Hariadi menyebut, ada beberapa kelemahan dalam RUU Pertanahan, seperti pemegang HGU yang menguasai tanah melebihi izin. Dalam hal ini, status tanah langsung menjadi hilang berganti dengan tanah yang dikuasai negara dengan status hak pengelolaan.

“Pasal ini mengarah pada pemutihan lahan. Seolah menguasai fisik tanah melebihi haknya, menjadi bukan kesalahan pemegang HGU,” katanya.

Selain itu, terkait bank tanah yang akan dibentuk meskipun menyebutkan tujuan untuk kepentingan umum dan non profit, tetapi isi tidak berkaitan untuk melindungi tanah sesuai fungsi perlindungan lingkungan hidup.

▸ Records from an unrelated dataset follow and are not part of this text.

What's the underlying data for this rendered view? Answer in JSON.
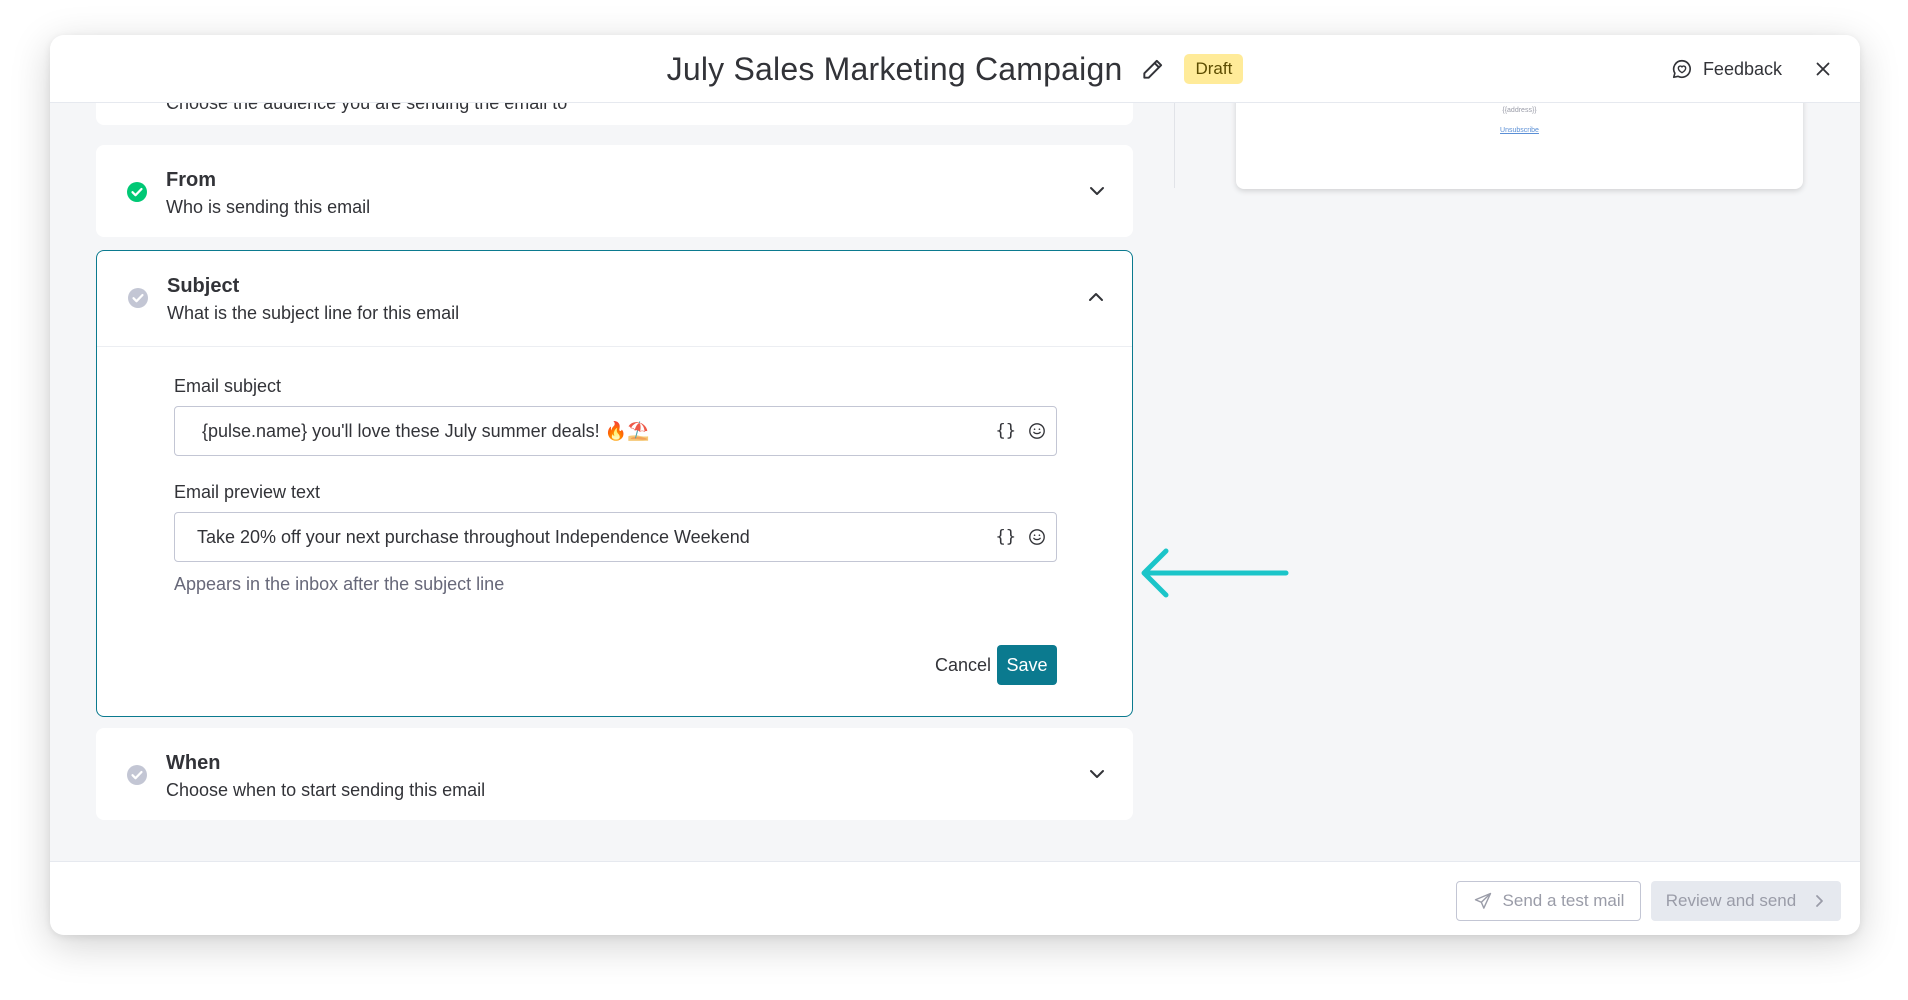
{
  "header": {
    "title": "July Sales Marketing Campaign",
    "status_badge": "Draft",
    "feedback_label": "Feedback",
    "icons": {
      "edit": "pencil-icon",
      "feedback": "chat-heart-icon",
      "close": "close-icon"
    }
  },
  "sections": {
    "audience": {
      "subtitle": "Choose the audience you are sending the email to"
    },
    "from": {
      "title": "From",
      "subtitle": "Who is sending this email",
      "status": "complete",
      "expanded": false
    },
    "subject": {
      "title": "Subject",
      "subtitle": "What is the subject line for this email",
      "status": "incomplete",
      "expanded": true,
      "email_subject_label": "Email subject",
      "email_subject_value": "{pulse.name} you'll love these July summer deals! 🔥⛱️",
      "email_preview_label": "Email preview text",
      "email_preview_value": "Take 20% off your next purchase throughout Independence Weekend",
      "preview_helper": "Appears in the inbox after the subject line",
      "variables_button": "{}",
      "cancel_label": "Cancel",
      "save_label": "Save"
    },
    "when": {
      "title": "When",
      "subtitle": "Choose when to start sending this email",
      "status": "incomplete",
      "expanded": false
    }
  },
  "preview": {
    "address_placeholder": "{{address}}",
    "unsubscribe_link": "Unsubscribe"
  },
  "footer": {
    "send_test_label": "Send a test mail",
    "review_send_label": "Review and send"
  },
  "colors": {
    "accent": "#0b7a8f",
    "complete_green": "#00c875",
    "incomplete_gray": "#c3c6d4",
    "draft_badge": "#ffeb99",
    "annotation_arrow": "#1bc5c9"
  }
}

“RUU Pertanahan ini sebaiknya ditunda dan dilanjutkan pembahasan pada periode DPR selanjutnya. Pembahasan saat ini tidak efektif. Harusnya dimatangkan dulu dan dibahas holistik di periode berikutnya,” katanya.

 

Ancaman bagi petani dan nelayan

Dari gerakan petani dan nelayan juga bicara. Erni Kartini, Divisi Hukum Serikat Petani Pasundan (SPP) mengatakan, kepastian hak atas tanah untuk rakyat terutama petani, nelayan, dan masyarakat adat masih belum terjamin dalam RUU ini. Begitu juga soal keberlangsungan tanah sebagai alat produksi pangan terancam.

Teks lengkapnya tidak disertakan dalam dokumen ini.